In questi 6 anni, a seguito dell’iniziativa del Politecnico, si è prodotta una modifica sostanziale dell’insegnamento: l’offerta didattica in italiano è costantemente diminuita tanto che tutti i corsi di dottorato sono già svolti in lingua inglese, che su 45 indirizzi magistrali solo 3 sono rimasti in italiano e solo 15 sono bilingui, mentre gli altri sono esclusivamente in inglese; soltanto quelli di laurea triennale sono ancora in italiano.
La delibera era motivata dall’intento di favorire l’internazionalizzazione dell’istituto, dunque per attrarre studenti stranieri, e per favorire l’apprendimento nelle materie scientifiche in cui l’inglese ha larghissima applicazione. Il disegno di attirare studenti dall’estero era certamente lodevole, ma vi era un evidente scarto tra il problema sollevato e la soluzione prescelta, dato che questa comportava la totale espulsione dell’italiano in tutto l’ateneo. Una conseguenza – l’eliminazione della lingua madre da una scuola nazionale – paradossale e incongrua, infatti mai praticata negli istituti stranieri. E soprattutto gravida di ripercussioni e controindicazioni.
Non a caso la proposta sollevò nel 2013 la vibrata protesta di linguisti, storici, scienziati. Fu organizzato un convegno sul tema “Lingua, cultura, libertà”: tra i promotori l’Accademia della Crusca, la Treccani, l’Accademia dei Lincei, la Società Dante Alighieri; relatori come Tullio De Mauro, Dario Fo.

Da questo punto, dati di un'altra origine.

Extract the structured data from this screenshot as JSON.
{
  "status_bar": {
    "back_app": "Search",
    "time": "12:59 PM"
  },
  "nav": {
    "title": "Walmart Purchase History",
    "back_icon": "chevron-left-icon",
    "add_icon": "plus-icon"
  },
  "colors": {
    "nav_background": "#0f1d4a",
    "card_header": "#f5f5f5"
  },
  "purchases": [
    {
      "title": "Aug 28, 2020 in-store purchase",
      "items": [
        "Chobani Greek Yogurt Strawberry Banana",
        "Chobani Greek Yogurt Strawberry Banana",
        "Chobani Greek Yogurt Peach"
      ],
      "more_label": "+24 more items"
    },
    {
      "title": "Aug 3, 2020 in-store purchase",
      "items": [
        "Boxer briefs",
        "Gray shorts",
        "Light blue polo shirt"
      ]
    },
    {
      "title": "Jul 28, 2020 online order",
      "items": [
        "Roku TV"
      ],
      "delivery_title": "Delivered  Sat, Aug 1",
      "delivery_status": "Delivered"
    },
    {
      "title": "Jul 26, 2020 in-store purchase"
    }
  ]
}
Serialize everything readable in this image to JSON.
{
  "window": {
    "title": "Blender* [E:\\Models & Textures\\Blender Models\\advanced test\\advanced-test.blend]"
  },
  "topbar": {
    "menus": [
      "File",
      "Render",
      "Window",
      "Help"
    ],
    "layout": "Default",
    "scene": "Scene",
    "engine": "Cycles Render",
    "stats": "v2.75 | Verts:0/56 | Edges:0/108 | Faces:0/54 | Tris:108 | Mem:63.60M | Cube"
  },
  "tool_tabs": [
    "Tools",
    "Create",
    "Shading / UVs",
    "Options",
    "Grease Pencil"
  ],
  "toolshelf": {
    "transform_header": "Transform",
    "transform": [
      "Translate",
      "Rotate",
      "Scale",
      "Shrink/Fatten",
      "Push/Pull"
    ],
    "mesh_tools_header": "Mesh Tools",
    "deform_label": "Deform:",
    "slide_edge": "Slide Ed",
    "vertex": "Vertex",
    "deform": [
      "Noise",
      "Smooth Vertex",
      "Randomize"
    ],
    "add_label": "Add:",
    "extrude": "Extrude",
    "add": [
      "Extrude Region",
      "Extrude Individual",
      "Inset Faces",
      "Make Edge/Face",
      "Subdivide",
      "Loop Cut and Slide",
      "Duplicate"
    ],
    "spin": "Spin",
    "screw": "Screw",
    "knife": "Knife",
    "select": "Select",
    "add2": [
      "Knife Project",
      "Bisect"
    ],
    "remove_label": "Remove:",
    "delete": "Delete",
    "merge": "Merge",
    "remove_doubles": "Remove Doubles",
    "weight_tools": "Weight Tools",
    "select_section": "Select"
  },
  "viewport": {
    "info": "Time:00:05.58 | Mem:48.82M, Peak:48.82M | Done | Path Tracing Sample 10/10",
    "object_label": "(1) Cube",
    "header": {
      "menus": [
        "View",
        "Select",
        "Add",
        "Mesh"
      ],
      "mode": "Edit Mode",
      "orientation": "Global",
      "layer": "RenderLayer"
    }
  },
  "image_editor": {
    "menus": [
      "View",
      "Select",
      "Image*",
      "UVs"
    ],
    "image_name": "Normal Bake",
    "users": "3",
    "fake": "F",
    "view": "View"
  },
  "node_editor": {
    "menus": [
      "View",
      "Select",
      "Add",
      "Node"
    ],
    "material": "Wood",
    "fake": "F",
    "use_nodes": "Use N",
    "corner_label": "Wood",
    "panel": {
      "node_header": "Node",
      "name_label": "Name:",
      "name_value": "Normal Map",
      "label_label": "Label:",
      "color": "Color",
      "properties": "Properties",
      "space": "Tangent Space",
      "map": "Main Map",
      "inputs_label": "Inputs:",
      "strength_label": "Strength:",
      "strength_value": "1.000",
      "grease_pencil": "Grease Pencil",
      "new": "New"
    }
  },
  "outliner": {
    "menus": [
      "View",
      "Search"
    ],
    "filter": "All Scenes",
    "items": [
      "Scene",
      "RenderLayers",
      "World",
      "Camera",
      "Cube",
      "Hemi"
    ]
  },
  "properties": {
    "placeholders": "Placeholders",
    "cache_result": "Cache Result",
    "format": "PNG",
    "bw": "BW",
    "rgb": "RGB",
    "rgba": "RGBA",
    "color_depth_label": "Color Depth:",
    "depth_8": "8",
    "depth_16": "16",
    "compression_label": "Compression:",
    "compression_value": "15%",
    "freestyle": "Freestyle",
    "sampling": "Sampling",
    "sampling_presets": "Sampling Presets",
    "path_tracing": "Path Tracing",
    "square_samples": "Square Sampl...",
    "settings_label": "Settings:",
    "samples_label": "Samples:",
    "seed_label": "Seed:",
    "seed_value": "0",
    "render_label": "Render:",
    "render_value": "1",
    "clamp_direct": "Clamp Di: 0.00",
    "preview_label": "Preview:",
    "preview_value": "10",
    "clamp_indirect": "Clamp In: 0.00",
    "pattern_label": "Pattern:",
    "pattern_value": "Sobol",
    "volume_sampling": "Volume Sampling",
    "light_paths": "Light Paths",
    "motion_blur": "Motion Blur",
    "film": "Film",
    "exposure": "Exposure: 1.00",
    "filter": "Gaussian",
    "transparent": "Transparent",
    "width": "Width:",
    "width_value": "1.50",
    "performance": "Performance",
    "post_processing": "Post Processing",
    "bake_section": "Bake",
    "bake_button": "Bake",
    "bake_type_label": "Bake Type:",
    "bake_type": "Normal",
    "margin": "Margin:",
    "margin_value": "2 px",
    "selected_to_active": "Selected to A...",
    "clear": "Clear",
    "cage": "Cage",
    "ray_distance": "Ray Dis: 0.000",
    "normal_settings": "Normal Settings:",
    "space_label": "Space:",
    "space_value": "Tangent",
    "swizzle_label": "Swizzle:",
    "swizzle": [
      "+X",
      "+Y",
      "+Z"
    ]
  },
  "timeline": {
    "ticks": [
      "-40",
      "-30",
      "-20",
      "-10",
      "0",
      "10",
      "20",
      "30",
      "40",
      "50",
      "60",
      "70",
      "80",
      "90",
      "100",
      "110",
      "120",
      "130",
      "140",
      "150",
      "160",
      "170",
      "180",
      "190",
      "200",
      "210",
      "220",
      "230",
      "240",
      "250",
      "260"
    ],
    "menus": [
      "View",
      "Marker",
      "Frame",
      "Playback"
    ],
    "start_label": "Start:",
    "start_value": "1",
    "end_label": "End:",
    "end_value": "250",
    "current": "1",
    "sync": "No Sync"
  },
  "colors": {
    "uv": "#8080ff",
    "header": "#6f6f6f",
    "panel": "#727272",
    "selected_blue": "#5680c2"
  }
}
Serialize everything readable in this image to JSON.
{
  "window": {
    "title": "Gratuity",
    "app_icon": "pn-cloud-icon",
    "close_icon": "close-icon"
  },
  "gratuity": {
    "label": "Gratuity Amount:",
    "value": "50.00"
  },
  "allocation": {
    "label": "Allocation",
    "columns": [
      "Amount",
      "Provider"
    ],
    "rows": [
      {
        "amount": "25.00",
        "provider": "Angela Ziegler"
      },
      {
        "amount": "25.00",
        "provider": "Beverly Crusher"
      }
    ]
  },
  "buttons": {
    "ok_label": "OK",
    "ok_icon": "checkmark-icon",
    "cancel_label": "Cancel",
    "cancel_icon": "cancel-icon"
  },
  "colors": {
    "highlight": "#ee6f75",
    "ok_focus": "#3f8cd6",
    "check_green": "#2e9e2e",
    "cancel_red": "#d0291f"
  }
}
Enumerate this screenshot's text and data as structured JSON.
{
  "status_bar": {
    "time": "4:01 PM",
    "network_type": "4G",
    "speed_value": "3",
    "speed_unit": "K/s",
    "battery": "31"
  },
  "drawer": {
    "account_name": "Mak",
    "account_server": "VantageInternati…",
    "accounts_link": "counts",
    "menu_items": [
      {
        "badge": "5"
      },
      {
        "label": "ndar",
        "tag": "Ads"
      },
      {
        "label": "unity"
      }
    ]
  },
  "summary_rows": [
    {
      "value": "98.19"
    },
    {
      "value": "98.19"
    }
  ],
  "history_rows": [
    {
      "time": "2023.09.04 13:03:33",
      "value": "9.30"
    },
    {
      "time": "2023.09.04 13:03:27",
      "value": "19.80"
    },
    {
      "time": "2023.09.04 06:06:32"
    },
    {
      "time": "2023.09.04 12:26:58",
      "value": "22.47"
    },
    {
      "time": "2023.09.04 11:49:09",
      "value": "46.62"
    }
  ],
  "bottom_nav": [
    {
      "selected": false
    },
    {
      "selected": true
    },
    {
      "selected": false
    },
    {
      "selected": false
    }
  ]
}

Favorire l’arrivo degli stranieri: era l’altro obiettivo della contestata riforma. Interessante prospettiva, che però era da approfondire. Di quali stranieri si tratta e quali sono le loro esigenze ed aspettative? I “cervelli” che vogliono venire a studiare in Italia non immaginano di farlo in inglese e su testi scritti in questa lingua, ma immergendosi nella storia e nella cultura del paese prescelto, allo scopo di confrontarsi con realtà diverse da quelle dei paesi di origine, anche utilizzandone la lingua. Cosa che accade appunto all’estero dove, per frequentare le scuole, si pretende la conoscenza della lingua straniera. Sarebbe singolare che l’accesso universitario nel nostro paese possa avvenire senza disporre di alcuna conoscenza dell’italiano e utilizzando solo l’inglese. Lo studio in Italia avverrebbe in un contesto culturale di totale estraneità linguistica rispetto al paese ospitante.
insegnante
Poi, aiutare gli italiani, con l’apprendimento dell’inglese, a trovare lavoro all’estero: questo lo scopo ulteriore della riforma. Certamente, la conoscenza della lingua straniera può essere di aiuto nel trovare lavoro in un mondo che si internazionalizza sempre più, ma è desolante la prospettiva di programmare, per i nostri ”cervelli”, soltanto la strada della “fuga all’estero”, come soluzione di vita. Perché formare i giovani (solo) per farli partire? Dovremmo invece favorire la loro permanenza nel paese e affrontare la sfida dell’occupazione con il maggior numero di strumenti, non solo l’inglese, ma anche un buon italiano.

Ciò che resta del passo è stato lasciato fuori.